Ross Perot was the only 3rd party candidate since Teddy Roosevelt who even made a decent run at it and he got less than 20% of the vote and didn’t win one electoral college vote. And Perot wouldn’t have done that well if he hadn’t been financially able to foot many of his own campaign bills.
This really is a reply to you, BB and Anon.
Anon, you may still have been hanging at John Smart’s when this happened, but I saw Ralph B. call some people idiots when they said they planned to vote for Stein or Rocky Anderson.
When it got too “my way or the highway,” I just stopped coming.
Sorry, I don’t do well with the collective amnesia thing.
Did you read this post that I wrote on Labor Day last year?
RalphB is commenter, and he’s entitled to his opinion, just as you are. He is also a valued part of our community–he provides important links just about every day. But he isn’t a front-pager.
My comment referred to the way Dakinikat, JJ, WonkTheVote and I have responded to comments about third parties. We’ve never said people shouldn’t vote third party–in fact Dak has talked about it in several posts. In fact Wonk–when she was commenting and writing more frequently–was very harsh toward Obama.
If you don’t want to deal with sharp disagreement from other commenters, that’s certainly your right.

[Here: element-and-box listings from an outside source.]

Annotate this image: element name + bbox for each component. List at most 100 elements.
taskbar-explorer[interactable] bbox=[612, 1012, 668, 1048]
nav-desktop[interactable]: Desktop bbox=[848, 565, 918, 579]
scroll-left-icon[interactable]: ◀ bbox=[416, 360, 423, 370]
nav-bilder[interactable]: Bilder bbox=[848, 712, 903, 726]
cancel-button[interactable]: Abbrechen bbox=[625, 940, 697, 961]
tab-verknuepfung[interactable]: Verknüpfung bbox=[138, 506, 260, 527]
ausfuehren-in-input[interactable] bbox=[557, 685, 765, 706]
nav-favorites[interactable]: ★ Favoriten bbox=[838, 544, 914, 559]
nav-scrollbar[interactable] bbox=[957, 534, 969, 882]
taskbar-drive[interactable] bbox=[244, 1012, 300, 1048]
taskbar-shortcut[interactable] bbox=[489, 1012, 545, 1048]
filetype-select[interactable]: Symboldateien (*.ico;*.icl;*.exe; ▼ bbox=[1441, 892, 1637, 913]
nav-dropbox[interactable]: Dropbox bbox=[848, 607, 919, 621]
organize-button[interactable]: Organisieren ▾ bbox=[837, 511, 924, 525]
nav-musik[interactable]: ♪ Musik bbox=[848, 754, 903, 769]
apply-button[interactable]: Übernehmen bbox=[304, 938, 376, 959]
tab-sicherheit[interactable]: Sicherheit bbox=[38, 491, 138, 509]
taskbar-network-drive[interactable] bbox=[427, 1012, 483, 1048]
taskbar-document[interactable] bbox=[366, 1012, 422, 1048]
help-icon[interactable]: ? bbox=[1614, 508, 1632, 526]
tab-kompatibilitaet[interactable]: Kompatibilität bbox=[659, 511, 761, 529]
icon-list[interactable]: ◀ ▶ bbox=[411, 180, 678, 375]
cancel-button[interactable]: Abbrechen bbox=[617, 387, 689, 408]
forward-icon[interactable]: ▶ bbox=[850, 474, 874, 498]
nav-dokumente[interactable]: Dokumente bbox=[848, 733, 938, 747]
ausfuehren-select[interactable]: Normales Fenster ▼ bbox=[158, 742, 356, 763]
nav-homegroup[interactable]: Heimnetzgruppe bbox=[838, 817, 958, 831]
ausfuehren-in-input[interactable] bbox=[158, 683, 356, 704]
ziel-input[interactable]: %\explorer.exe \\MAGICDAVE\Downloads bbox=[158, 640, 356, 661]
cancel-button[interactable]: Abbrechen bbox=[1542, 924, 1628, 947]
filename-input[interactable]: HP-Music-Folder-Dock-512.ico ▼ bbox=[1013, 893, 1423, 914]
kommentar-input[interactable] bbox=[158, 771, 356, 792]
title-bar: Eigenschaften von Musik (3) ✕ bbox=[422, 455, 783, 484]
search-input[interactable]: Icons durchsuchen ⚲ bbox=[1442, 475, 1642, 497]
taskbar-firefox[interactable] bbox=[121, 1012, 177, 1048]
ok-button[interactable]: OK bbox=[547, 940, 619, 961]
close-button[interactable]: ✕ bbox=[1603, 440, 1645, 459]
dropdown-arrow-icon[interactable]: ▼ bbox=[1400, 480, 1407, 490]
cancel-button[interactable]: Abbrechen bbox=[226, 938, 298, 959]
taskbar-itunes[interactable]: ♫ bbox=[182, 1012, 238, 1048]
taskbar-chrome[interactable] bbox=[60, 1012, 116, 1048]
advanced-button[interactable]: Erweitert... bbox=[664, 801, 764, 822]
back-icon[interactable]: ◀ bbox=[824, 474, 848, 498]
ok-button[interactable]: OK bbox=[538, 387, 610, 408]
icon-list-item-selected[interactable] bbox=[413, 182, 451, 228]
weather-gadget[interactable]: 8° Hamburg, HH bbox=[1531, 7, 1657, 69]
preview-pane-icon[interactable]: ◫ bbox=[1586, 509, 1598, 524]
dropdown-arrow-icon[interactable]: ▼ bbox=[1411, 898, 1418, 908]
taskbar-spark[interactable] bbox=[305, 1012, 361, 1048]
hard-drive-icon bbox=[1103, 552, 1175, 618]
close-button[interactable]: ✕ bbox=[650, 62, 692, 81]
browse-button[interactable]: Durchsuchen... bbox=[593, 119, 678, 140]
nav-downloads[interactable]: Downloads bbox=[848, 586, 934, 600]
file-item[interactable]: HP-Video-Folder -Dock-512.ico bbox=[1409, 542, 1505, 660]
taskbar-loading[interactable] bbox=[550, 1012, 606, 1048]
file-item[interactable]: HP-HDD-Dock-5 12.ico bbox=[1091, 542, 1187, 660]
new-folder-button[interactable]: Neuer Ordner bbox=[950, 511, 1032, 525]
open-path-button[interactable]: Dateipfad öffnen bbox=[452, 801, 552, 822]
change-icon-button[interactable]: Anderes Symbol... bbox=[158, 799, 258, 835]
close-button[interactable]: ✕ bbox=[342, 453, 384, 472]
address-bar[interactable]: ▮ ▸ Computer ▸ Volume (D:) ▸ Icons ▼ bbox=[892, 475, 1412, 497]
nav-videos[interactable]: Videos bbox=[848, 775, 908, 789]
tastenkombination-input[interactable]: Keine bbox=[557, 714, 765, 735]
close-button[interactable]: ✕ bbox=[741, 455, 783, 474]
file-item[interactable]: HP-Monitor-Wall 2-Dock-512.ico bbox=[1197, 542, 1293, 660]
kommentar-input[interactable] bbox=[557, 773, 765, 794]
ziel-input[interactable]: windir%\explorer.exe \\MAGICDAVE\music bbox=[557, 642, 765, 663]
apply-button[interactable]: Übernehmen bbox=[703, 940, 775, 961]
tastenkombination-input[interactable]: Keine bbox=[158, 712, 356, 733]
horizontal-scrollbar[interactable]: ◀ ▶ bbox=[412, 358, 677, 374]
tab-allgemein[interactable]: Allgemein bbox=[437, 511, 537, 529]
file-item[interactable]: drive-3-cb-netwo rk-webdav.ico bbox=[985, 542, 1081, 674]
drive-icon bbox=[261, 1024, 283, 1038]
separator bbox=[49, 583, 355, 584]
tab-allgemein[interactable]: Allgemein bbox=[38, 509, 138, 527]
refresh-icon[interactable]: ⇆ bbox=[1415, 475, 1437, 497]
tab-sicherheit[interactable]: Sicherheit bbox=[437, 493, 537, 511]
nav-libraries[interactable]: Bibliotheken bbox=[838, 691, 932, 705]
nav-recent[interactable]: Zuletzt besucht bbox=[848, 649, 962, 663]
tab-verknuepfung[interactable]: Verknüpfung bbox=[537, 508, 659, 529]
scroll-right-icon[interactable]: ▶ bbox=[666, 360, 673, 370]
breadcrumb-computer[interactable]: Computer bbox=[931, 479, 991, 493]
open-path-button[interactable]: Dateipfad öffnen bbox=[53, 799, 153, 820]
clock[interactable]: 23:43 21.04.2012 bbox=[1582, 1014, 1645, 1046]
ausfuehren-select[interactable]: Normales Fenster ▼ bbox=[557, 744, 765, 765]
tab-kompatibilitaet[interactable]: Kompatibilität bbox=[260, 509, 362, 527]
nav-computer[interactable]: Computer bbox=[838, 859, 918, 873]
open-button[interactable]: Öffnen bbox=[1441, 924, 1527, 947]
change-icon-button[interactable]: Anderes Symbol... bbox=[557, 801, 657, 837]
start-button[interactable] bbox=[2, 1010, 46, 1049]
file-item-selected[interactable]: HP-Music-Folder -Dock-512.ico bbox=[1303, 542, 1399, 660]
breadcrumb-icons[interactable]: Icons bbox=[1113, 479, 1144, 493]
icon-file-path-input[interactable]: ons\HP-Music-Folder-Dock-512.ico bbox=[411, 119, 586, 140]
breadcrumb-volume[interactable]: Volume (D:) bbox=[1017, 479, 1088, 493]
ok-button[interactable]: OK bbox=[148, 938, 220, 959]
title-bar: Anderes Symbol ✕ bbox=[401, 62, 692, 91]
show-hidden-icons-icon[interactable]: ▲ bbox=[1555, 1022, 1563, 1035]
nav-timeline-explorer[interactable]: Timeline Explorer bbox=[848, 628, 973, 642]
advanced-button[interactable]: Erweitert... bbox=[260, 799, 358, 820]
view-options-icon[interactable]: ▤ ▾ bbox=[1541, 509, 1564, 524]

But I can’t speak for everyone who comes here and comments, and I never claimed to.
Thank goodness for Thomas Edsall who still practices real and honest journalism while outlining solutions.
NYT: The War On Entitlements
Edsall:
I watched Alex Wagner suggest we raise the $113k cap on social security contributions higher to solve the future problem and her panel pooh poohed it as a tax increase … excuse me… the price of all annuities can go up for coverage and this isn’t buying a longevity annuity and isn’t a “TAX” because it’s directly traceable to a benefit you will receive. Idiots. That’s an extremely low cap given income distributions these days. Every one was worried about more tax increases on rich people … e.g. they’d have to pay it so therefor, hell no!
The payroll tax cap increased by $3,600, from $110,100 in 2012 to $113,700 in 2013 btw.
Just to put that amount into perspective:
$113,700 is more than double the median income in 2011 (Census 2012 Report) and is within the top 10-15% of income earners
That’ll also put that into perspective for all those people arguing that 250k is “middle class”
I’m totally on board with the Alex Wagner suggestion, problem is the PUGlicans will not do it. They’ve thrown up a firewall around the wealthy and will hold the rest of the country hostage to it.
How, short of refusing to compromise on anything,(which has a catastrophic outcome), can Obama circumvent their protection of the wealthy?
It’s nice to see some one doing some actual research too. It’s full of stylized facts which all of our press elites and bought-off congress appear to overlook.
There are more facts and honest reporting in Edsall’s opinion piece than in the rest of the MSM combined with regard to our earned benefit programs. I refuse to call them entitlements now.
John McCain just chided Rand Paul with a nearly direct quote from the Wall Street Journal editorial. “Calm down Senator…The U.S. government cannot randomly target U.S. citizens.”